Since map making is about the representation of what we see, we need a surface that is producible on a flat surface. To make it more clear geometrically it is impossible to represent a sphere on a flat surface without distortions.
When that shape is a ‘Geoid’ (that’s what we call our Earth) with three-dimensional features the process becomes even more complicated and the only option we have is to make a compromise.
Therefore it becomes important to choose our compromises rightly. We should know the purpose of the map construction to preserve the right attributes and let go of others.

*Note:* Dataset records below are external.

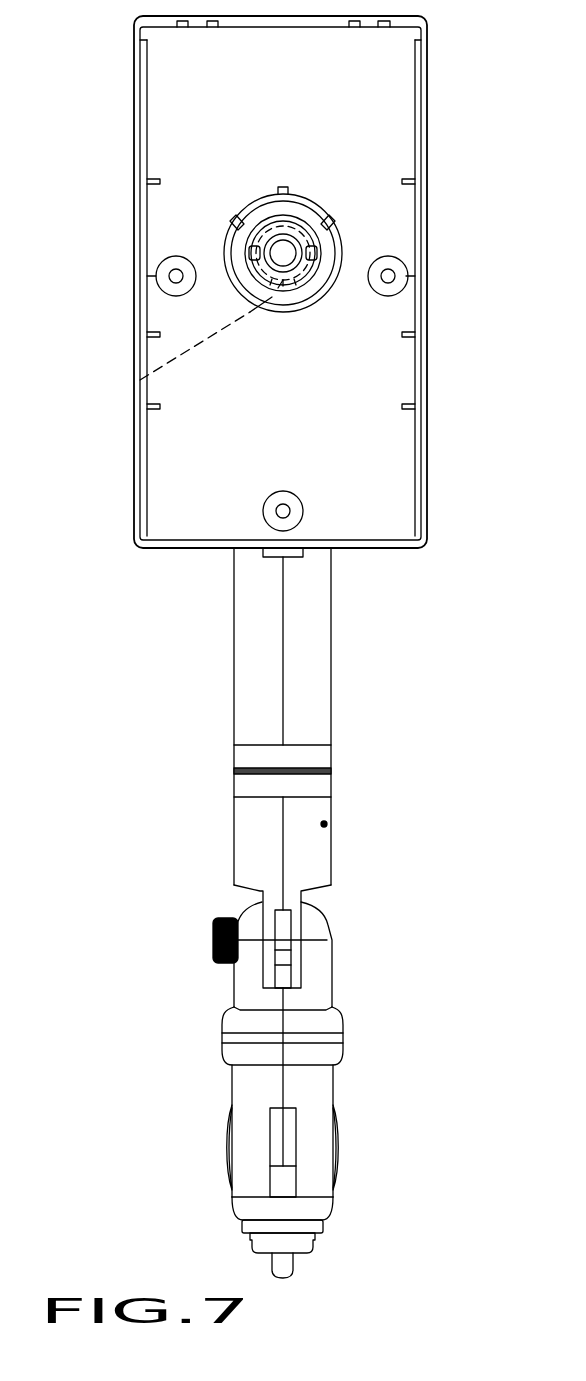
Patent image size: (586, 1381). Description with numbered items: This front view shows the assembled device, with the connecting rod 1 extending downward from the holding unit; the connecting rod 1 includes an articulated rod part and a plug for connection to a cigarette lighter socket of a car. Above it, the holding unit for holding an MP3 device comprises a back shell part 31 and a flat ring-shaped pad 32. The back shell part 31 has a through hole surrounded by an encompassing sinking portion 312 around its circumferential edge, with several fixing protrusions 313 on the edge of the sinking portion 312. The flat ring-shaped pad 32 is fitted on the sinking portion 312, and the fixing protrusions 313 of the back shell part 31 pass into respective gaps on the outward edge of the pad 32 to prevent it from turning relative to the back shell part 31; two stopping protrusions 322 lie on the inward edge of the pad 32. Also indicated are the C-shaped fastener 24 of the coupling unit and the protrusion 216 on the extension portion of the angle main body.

The connecting rod 1 is at (347, 768).
The C-shaped fastener 24 is at (310, 208).
The back shell part 31 is at (137, 482).
The flat ring-shaped pad 32 is at (307, 297).
The protrusion 216 is at (140, 380).
The encompassing sinking portion 312 is at (243, 212).
The fixing protrusions 313 is at (327, 227).
The stopping protrusions 322 is at (343, 242).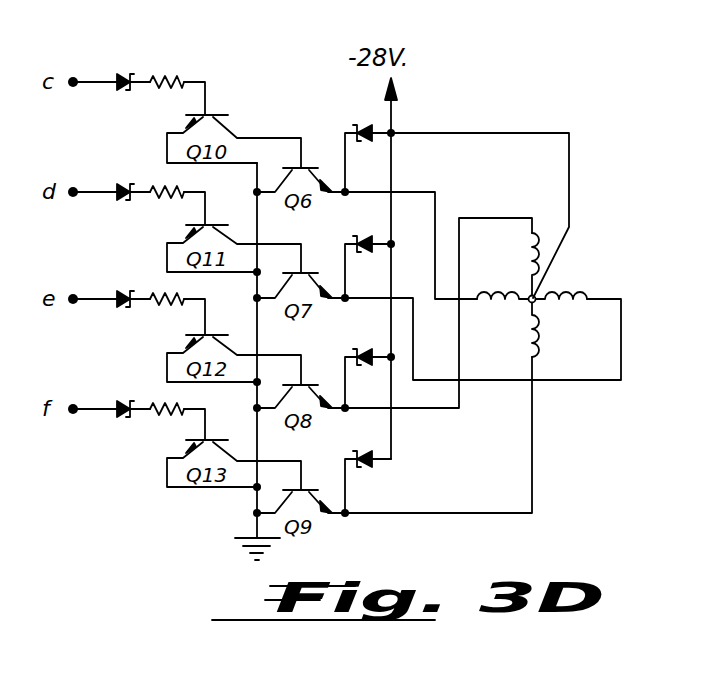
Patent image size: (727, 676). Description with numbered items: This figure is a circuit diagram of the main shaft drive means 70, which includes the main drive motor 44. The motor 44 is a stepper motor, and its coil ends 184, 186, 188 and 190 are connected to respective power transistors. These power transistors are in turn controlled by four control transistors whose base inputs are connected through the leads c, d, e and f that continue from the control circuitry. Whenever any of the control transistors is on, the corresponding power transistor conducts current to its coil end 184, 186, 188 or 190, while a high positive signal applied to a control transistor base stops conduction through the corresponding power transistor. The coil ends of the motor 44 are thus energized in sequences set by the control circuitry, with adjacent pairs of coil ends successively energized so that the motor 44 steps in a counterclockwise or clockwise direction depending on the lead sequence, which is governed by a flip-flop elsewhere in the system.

The main drive motor 44 is at (596, 271).
The main shaft drive means 70 is at (335, 320).
The coil end 184 is at (471, 303).
The coil end 186 is at (612, 299).
The coil end 188 is at (534, 217).
The coil end 190 is at (536, 379).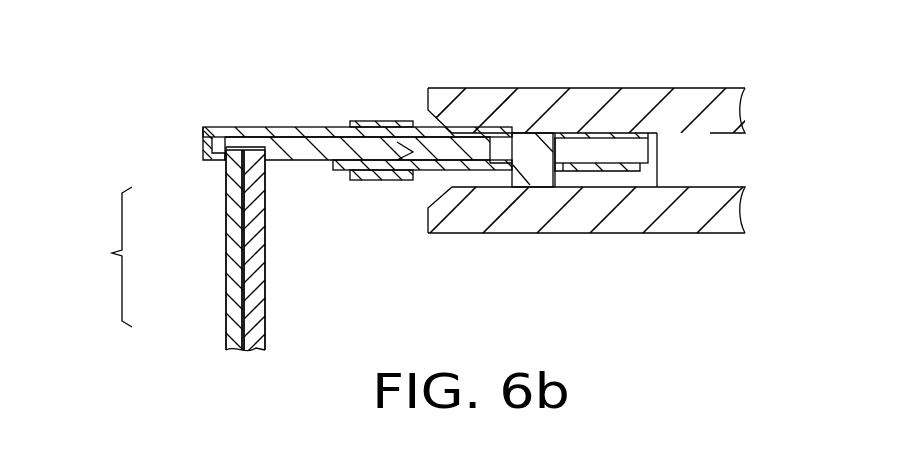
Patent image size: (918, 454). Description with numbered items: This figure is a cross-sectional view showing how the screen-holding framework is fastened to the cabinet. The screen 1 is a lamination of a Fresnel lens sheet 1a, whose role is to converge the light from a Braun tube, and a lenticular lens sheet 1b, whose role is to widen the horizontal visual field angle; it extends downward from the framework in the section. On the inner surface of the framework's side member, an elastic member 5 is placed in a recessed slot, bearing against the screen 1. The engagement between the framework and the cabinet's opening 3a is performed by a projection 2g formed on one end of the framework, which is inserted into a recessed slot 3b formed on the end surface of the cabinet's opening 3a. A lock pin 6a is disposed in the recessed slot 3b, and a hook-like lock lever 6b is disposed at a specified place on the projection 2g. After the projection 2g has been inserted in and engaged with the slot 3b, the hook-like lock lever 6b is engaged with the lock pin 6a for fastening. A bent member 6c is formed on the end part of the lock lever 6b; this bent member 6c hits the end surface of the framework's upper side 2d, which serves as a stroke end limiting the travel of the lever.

The screen 1 is at (115, 257).
The Fresnel lens sheet 1a is at (250, 285).
The lenticular lens sheet 1b is at (232, 252).
The framework's upper side 2d is at (302, 150).
The projection 2g is at (602, 150).
The cabinet's opening 3a is at (710, 133).
The recessed slot 3b is at (648, 173).
The elastic member 5 is at (238, 146).
The lock pin 6a is at (535, 158).
The lock lever 6b is at (278, 127).
The bent member 6c is at (203, 140).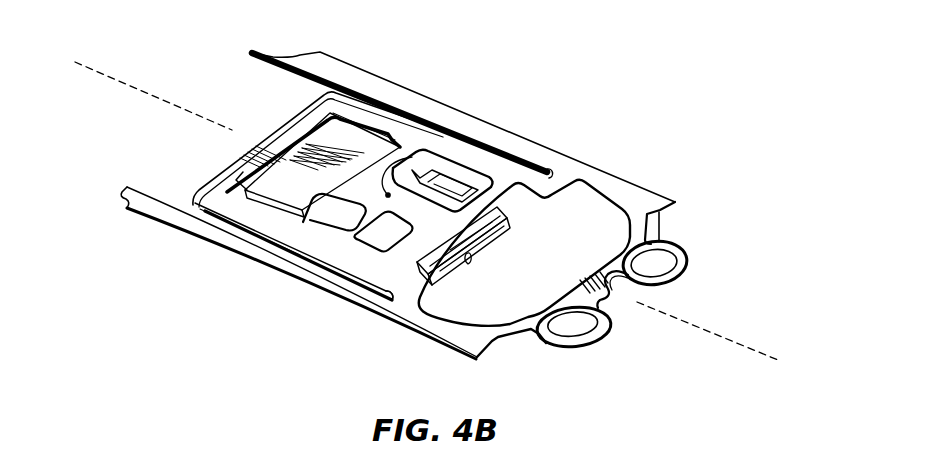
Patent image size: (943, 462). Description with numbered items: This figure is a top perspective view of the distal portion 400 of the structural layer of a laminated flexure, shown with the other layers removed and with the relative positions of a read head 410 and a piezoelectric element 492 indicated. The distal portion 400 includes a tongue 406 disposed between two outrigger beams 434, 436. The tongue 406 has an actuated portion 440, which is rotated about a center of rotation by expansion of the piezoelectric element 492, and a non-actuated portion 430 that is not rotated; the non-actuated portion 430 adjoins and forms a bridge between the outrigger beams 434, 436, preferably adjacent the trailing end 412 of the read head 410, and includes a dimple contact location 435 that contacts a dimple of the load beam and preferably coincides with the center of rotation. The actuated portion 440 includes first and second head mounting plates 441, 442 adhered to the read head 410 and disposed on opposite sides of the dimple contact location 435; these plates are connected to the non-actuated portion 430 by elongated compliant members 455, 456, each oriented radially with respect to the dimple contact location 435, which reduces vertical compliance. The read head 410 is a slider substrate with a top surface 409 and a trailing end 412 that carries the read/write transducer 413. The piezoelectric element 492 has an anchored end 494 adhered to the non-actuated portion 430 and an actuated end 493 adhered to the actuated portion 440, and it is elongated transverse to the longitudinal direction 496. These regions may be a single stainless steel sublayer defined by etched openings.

The distal portion of the structural layer 400 is at (686, 259).
The tongue 406 is at (290, 132).
The top surface 409 is at (358, 262).
The read head 410 is at (513, 232).
The trailing end 412 is at (487, 248).
The read/write transducer 413 is at (470, 262).
The non-actuated portion 430 is at (388, 295).
The outrigger beam 434 is at (423, 110).
The dimple contact location 435 is at (418, 127).
The outrigger beam 436 is at (280, 258).
The actuated portion 440 is at (198, 223).
The first head mounting plate 441 is at (467, 185).
The second head mounting plate 442 is at (258, 200).
The elongated compliant member 455 is at (453, 178).
The elongated compliant member 456 is at (327, 213).
The piezoelectric element 492 is at (363, 145).
The actuated end 493 is at (243, 172).
The anchored end 494 is at (373, 120).
The longitudinal direction 496 is at (110, 75).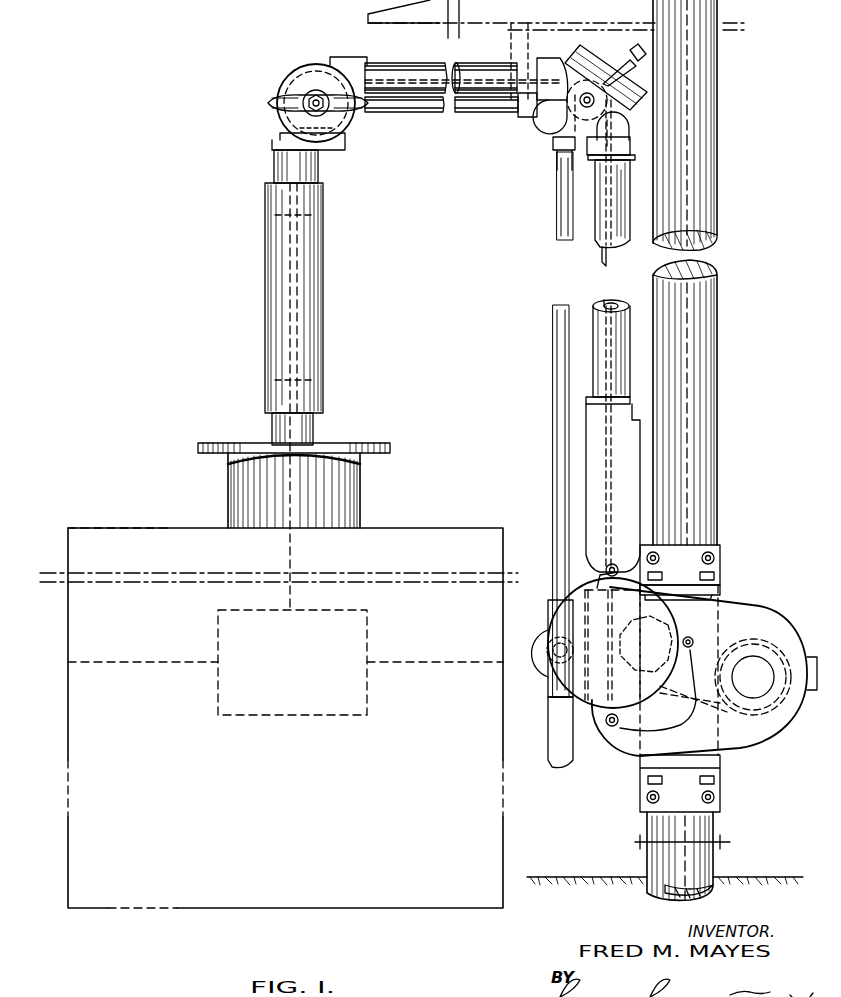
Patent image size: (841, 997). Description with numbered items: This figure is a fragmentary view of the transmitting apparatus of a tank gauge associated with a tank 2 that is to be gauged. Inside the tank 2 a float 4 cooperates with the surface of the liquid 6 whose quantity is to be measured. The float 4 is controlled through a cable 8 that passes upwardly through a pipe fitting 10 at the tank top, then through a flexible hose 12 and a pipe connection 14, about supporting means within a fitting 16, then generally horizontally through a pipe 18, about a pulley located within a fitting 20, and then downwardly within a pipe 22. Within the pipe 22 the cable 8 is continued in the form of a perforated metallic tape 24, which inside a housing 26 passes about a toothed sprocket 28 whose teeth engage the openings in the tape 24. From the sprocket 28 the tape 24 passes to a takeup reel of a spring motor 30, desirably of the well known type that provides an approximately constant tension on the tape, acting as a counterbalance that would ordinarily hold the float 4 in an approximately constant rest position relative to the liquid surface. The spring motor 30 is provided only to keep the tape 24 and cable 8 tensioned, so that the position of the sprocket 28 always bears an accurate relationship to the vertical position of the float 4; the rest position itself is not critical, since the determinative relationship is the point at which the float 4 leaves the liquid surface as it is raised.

The tank 2 is at (450, 528).
The float 4 is at (368, 645).
The liquid 6 is at (438, 663).
The cable 8 is at (608, 260).
The pipe fitting 10 is at (313, 428).
The flexible hose 12 is at (322, 350).
The pipe connection 14 is at (319, 162).
The fitting 16 is at (298, 80).
The pipe 18 is at (414, 70).
The fitting 20 is at (585, 63).
The pipe 22 is at (628, 190).
The perforated metallic tape 24 is at (608, 303).
The housing 26 is at (742, 608).
The toothed sprocket 28 is at (672, 613).
The spring motor 30 is at (788, 724).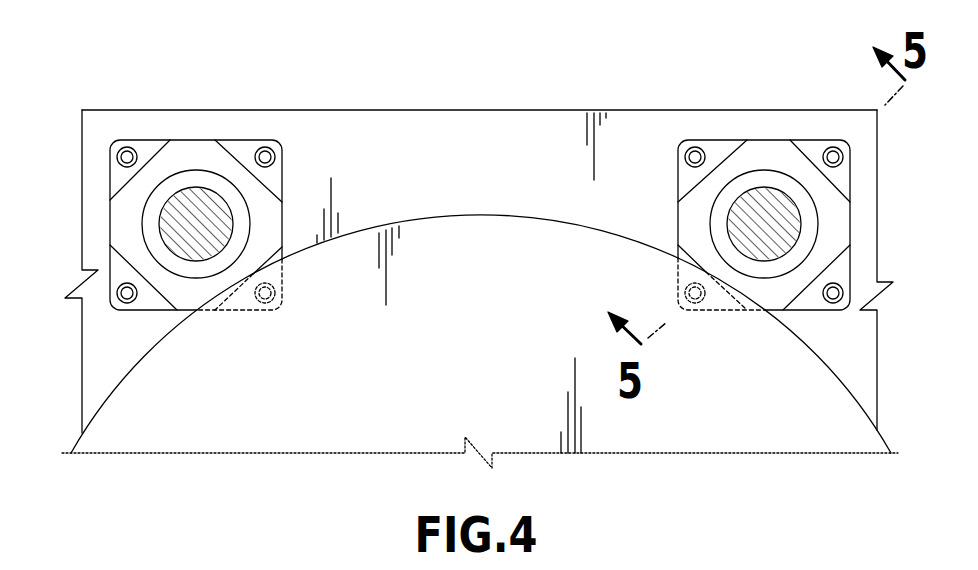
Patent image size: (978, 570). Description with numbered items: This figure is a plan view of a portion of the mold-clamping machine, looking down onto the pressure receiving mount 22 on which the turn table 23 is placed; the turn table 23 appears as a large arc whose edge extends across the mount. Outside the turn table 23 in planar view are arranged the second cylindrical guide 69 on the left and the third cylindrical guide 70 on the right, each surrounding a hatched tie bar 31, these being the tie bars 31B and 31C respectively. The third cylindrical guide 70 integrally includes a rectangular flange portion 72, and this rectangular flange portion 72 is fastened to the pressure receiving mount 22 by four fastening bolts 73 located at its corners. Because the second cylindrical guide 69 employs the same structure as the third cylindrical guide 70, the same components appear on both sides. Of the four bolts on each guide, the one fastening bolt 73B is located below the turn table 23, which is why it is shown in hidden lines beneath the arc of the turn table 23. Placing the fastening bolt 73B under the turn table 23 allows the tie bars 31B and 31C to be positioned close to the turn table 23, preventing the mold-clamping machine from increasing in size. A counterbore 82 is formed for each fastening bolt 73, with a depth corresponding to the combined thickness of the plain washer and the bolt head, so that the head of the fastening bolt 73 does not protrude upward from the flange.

The pressure receiving mount 22 is at (424, 130).
The turn table 23 is at (490, 247).
The tie bar 31 is at (229, 137).
The tie bar 31B is at (192, 222).
The tie bar 31C is at (764, 222).
The second cylindrical guide 69 is at (150, 254).
The third cylindrical guide 70 is at (811, 253).
The rectangular flange portion 72 is at (120, 222).
The fastening bolt 73 is at (127, 147).
The fastening bolt 73B is at (263, 303).
The counterbore 82 is at (150, 148).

A developable surface is a geometric shape that forms into a flat surface after unrolling.
A sphere is not developable surface but is the closest geometrical form to the shape of the earth i.e., the Geoid. The shapes that form a developable surface are 2-dimensional geometric shapes like the Cone, Cylinder, Circle.
When we construct maps there are four geographical characteristics that we try to represent: Area, Shape, Bearing and Distance. There can also be a fifth type where none of the above feature is preserved.
Classification based on preservation :
Based on these attributes following types of projections can be made…
| Preservation | Projections |
| of area | Equal Area or Homolographic Projection |
| of shape | Orthomorphic Projection |
| of bearing | Azimuthal Projection |
| of distance | Equidistant Projection |
| none | Aphylactic Projection |
Perspective Map Projections
Classification on the basis of Development :
Are presented on a developable surface geometrically from a point, these are of three types
(i) Cylinder. (ii) Cone (iii) Plane
Three Viewpoints or the position of the light source
( i ) Centre (Gnomonic Projection) ( ii ) Periphery or antipodal (Stereographic Projection) ( iii ) Infinity (Orthographic Projection)
Aspects of Projection
(i) Polar (ii) Equatorial or Transverse (iii) Oblique
Non-Perspective Map Projections
Are projections which are highly modified to a great extent for a specific purpose due to which they don’t remain geometrical anymore. Such projections are highly useful as they are modified for a specific purpose.